Brands sold were the French Cuisines Pyram and the Italian Arrital. Average order values were around €15,000, including solid surfaces, but surprisingly no appliances, as Ferrand has chosen not to get involved with electricals. It sells around 60 to 70 kitchens a year and said the market, which had been flat since 2009/10, had picked up noticeably since Easter.
My last visit was to Fargues Menuiserie. This independent showroom offered a one-stop, design-to-build service for kitchens, bathrooms and general interior design. Established in 2007, it supplied kitchens by Cuisine Hardy and appliances from Neff, Smeg and Electrolux. Its customer base was pure retail and although business has been flat since opening, it has been steady and order values average around €15,000. I got the impression this steady business was happy just jogging along, relying on its reputation and referrals to bring in its next client
So what conclusions can I draw from my French excursion? The market appears to be dominated by branded outlets that are price- and volume-driven, yet who are offering surprisingly good quality. Appliances seem to be almost incidental, with little regard to the brand.
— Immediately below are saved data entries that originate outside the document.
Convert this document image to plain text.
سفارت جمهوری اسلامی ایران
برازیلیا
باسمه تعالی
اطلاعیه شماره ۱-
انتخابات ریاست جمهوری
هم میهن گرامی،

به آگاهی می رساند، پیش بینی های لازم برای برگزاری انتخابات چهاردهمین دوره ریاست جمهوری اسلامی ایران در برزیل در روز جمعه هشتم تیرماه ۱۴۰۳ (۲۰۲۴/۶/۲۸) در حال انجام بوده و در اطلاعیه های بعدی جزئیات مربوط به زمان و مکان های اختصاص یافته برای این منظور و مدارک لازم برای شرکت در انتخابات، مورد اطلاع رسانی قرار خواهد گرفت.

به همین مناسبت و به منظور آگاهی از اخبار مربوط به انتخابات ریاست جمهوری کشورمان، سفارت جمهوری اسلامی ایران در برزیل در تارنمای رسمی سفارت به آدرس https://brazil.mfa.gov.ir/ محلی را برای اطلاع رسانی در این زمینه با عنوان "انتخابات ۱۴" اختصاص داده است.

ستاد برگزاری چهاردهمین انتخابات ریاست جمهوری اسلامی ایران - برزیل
I was interested to hear from all the showrooms I visited that traditional-style French kitchens had finally fallen off the edge of the cliff and the market in general had polarised towards contemporary, high-gloss and handleless designs.
I can see why in the UK brands like Cuisines Schmidt and Nobilia are launching soft franchise branded showrooms, as this model clearly works in France. I wonder how much longer it will take for British brands to adopt this model?